Wakey Wakey for Wakey Hospice

I was up and out of Strachan Towers by 6am this morning – My mission should I wish to accept it (which I did) to attend the Wakefield Hospice 10k run. I hasten to add this wasn’t as a participant, my days of middle distance running now firmly behind me. Now only distant memories untidily filed in a portal of my mind titled ‘Sports Participation Recollections’.


In truth, I haven’t ran in a competitive event since finishing 3rd in a cross-country race during my schooldays. To give you an idea how long ago that race was, late music hall comedians Flanagan & Allen finished the run 1st and 2nd respectively.

I obviously jest, being far too young to attend school with the World War II entertainers. They were both born around 65 years before me, and one of them had already passed away before that schooldays running event in 1976.

If by some strange quirk they’d both been around at the time, bizarrely participating in an inter-school mile and a half running contest, I’d like to think at 13 years old I’d have beaten two blokes in their late 70’s….. Especially, as one of them may have been severely hampered by running in his trademark ankle length fur coat (if of course he’d worn it for the race).

You, the erudite reader, may counter my whimsical coat observation by proffering “Which idiot would run a middle/long distance race in ground length thick fur?” A comment that if uttered during my schooldays would have received my, and indeed everyone else’s, unequivocal backing.

How things change. Today many individuals think nothing of running long distance events dressed in eccentric fancy dress garments. A decision ordinarily taken by the athlete to raise the degree of difficulty of the challenge, with a view of attracting even greater benevolence from event supporters.

Subsequently, it wouldn’t be beyond the realms of possibilty these days to witness someone partaking in a 10k challenge dressed in a Bud Flanagan overcoat. After all, would that be any stranger than the contemporary experience of jogging alongside someone dressed as a 6ft sponge carrot, an Archbishop or one of the yellow coats from 80’s TV comedy Hi-De-Hi?

Alas, during my schooldays middle to long distance races didn’t attract competitors adorning quirky, fun costumes. I can categorically say I’ve never taken part in school sporting activities where any of the participants were dressed as music hall entertainers, men of the cloth or cast members of a mildly humorous TV sitcom.

When it came to school report time, I generally got decent grades for my Physical Education (PE) classes. The comments I received from the PE teacher were also ordinarily of a positive nature. The only fly in the ointment was in 1976 when my report included the remark ‘Gary should endeavour not to imagine he is participating against septuagenarian music hall entertainers during cross country running lessons’.

Although, such creativity was far better received by my English teacher; deeming my off the wall epiphanies as imaginative, innovative and lots of other stuff ending with ‘tive’….. He did though have a problem with me wearing an ankle length fur coat during his English lessons.

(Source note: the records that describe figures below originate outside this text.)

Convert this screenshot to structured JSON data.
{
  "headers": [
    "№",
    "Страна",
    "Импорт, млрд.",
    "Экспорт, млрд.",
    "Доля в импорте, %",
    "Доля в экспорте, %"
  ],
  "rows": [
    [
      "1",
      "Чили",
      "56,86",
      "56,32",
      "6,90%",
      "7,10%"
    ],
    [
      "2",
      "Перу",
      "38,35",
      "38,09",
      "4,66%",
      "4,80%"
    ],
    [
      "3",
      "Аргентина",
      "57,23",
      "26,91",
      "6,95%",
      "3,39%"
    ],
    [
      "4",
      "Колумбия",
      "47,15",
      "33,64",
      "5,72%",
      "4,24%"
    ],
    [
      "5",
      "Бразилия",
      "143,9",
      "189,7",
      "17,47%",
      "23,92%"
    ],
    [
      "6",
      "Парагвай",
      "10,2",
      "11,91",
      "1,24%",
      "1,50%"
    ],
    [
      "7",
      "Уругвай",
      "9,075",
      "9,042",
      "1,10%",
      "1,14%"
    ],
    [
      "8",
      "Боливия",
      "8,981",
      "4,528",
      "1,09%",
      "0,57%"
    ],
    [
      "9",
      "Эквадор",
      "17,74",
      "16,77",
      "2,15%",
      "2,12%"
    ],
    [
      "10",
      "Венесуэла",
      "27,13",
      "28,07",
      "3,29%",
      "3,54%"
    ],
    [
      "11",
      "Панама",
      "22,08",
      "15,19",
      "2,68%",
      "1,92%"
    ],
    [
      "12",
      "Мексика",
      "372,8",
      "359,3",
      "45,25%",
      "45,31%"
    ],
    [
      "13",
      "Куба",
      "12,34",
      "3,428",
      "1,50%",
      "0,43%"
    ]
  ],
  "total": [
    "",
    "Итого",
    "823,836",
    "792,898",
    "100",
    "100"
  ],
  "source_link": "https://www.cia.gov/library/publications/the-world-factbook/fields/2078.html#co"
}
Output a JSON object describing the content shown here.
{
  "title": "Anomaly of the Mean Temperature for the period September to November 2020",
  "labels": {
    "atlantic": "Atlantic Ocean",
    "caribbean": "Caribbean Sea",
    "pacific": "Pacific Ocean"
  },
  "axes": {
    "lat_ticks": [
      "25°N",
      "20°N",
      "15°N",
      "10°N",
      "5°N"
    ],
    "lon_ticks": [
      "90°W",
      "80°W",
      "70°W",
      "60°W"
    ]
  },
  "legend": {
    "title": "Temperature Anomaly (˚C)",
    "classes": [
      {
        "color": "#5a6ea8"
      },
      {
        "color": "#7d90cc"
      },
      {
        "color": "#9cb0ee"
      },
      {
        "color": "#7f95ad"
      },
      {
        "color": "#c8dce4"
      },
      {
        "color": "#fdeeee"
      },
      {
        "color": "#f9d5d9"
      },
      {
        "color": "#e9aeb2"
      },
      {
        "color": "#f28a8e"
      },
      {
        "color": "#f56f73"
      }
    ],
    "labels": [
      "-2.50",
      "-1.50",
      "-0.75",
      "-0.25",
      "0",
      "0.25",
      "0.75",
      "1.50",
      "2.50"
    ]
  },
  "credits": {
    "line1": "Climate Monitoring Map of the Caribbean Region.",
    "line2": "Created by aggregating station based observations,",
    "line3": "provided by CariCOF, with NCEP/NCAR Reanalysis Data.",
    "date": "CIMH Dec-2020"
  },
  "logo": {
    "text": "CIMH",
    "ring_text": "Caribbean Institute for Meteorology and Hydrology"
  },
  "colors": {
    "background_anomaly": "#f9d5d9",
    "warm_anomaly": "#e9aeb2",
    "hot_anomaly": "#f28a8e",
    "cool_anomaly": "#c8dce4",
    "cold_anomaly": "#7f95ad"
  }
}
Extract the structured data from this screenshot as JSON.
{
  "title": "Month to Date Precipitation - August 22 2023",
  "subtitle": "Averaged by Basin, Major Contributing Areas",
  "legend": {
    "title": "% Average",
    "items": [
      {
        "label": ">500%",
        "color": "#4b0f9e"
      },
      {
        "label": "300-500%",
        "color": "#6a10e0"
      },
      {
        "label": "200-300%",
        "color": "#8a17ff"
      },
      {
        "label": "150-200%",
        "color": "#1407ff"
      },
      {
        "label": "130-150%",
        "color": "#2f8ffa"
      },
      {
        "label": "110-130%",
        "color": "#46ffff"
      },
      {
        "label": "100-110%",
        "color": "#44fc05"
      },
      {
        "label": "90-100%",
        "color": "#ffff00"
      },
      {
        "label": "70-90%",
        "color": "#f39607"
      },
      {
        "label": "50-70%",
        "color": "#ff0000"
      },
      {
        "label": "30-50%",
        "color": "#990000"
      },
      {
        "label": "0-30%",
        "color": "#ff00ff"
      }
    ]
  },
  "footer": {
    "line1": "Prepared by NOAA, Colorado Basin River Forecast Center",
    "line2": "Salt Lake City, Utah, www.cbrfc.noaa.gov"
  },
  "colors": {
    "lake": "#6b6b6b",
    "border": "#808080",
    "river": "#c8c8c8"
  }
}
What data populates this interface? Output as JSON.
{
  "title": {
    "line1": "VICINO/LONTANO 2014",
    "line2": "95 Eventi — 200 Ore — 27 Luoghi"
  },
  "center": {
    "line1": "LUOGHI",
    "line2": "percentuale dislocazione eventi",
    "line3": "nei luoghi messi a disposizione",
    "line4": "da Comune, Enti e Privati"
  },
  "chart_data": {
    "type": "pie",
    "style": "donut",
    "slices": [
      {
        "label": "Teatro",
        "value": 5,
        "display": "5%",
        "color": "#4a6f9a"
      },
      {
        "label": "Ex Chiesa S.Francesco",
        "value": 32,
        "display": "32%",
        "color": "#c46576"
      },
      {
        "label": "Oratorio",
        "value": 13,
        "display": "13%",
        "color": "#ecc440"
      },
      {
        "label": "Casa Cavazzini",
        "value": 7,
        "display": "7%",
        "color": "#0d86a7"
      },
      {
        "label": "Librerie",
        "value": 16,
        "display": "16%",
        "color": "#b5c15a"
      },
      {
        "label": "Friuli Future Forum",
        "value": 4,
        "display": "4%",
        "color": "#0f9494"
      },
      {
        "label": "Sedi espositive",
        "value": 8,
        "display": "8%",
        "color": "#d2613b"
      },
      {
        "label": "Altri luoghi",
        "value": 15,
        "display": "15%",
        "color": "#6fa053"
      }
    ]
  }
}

As alluded to above, I ventured to Thornes Park in Wakefield not to run in the 10k race organised to raise funds for the local hospice. My sojourn was to join a team of volunteer marshals assisting event organisers in the smooth running of the operation.

It appeared to be a well supported fundraiser for the end of life facility that looked after my dad and family so splendidly in October 2017. It’s excellent staff providing much needed comfort prior to his passing, support still available in the equally dreadful transitional period following his death.

Hopefully, through the today’s efforts by runners, benefactors, staff and volunteers the hospice will have been suitably rewarded for the superb care they bestow on those who cross their threshold.